Greenspan shoots down lawmaker's notion of videotaping FOMC meetings.

WASHINGTON - Federal Reserve Board Chairman Alan Greenspan has rejected the suggestion of a top banking legislator that the Federal Open Market Committee videotape the closed-door meetings it holds to set monetary policy.

In October, House Banking Committee Chairman Henry B. Gonzalez, D-Tex., called on the Fed to begin videotaping the sessions, saying the agency "must shed its traditional policy of secrecy." Gonzalez suggested a tape be made available to the public 60 days after each meeting.

But in a Dec. 24 letter to Gonzalez, Greenspan said the Fed board and the Federal Reserve Bank presidents all agree that there are serious drawbacks to releasing at any time a literal record of FOMC deliberations - through videotaping or other means such as word-for-word transcripts."

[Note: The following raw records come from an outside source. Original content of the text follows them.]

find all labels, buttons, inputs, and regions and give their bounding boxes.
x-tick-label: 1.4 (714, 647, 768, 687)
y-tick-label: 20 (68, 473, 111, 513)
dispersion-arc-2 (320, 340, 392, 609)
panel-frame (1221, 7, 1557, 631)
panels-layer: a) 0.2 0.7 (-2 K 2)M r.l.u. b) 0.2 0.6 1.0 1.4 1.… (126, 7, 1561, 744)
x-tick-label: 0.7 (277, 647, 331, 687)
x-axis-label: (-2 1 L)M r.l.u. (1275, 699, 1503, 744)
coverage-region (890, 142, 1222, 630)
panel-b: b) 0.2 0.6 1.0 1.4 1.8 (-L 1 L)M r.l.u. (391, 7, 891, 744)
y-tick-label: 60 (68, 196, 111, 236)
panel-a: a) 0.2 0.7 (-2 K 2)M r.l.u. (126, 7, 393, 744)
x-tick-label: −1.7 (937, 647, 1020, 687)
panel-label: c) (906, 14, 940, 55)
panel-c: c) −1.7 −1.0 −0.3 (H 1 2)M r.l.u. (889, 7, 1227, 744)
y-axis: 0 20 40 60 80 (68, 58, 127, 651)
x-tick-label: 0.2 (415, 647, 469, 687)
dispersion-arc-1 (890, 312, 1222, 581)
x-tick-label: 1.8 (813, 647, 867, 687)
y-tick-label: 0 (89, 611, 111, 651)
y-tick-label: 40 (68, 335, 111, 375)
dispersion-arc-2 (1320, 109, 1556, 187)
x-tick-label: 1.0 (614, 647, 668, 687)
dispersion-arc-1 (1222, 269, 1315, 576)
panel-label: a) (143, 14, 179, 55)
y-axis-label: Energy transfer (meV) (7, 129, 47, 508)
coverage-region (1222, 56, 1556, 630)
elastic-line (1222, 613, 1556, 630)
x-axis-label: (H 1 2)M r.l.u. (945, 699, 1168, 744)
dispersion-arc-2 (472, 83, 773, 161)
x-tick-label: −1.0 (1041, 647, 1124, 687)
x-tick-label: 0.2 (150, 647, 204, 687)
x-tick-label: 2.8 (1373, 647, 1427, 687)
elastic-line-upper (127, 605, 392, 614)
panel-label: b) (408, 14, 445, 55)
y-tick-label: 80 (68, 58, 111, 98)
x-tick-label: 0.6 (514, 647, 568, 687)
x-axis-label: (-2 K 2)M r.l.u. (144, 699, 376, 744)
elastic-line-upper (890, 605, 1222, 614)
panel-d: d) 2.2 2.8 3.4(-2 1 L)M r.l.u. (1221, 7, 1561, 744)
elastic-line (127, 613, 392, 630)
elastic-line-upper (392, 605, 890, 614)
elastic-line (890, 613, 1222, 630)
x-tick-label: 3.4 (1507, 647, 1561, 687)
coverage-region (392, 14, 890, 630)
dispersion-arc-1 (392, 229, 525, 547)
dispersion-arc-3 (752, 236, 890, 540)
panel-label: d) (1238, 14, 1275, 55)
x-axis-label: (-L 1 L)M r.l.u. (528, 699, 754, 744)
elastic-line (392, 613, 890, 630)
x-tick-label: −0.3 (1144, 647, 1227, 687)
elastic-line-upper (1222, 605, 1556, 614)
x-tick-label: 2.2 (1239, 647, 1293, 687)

Greenspan added that the free flow of ideas would be seriously impeded if the FOMC meetings were not allowed to remain private. "Members need to feel free to trade ideas, question assumptions, advance hypotheses, make projections, speculate on alternative policies and possible outcomes, and especially to change their views in response to the arguments of others," he said.

The Fed's current practice is to release an edited version of the minutes of each FOMC meeting on the Friday after the next meeting. Because the group meets eight times a year, the minutes typically surface in public about six weeks after each meeting.

In a letter dated Dec. 29, Gonzalez said he was disappointed with Greenspan's response and said he found it impossible to believe "that the views of all seven members of the Board of Governors and the 12 regional Federal Reserve presidents are contained in the evasive answer you have sent."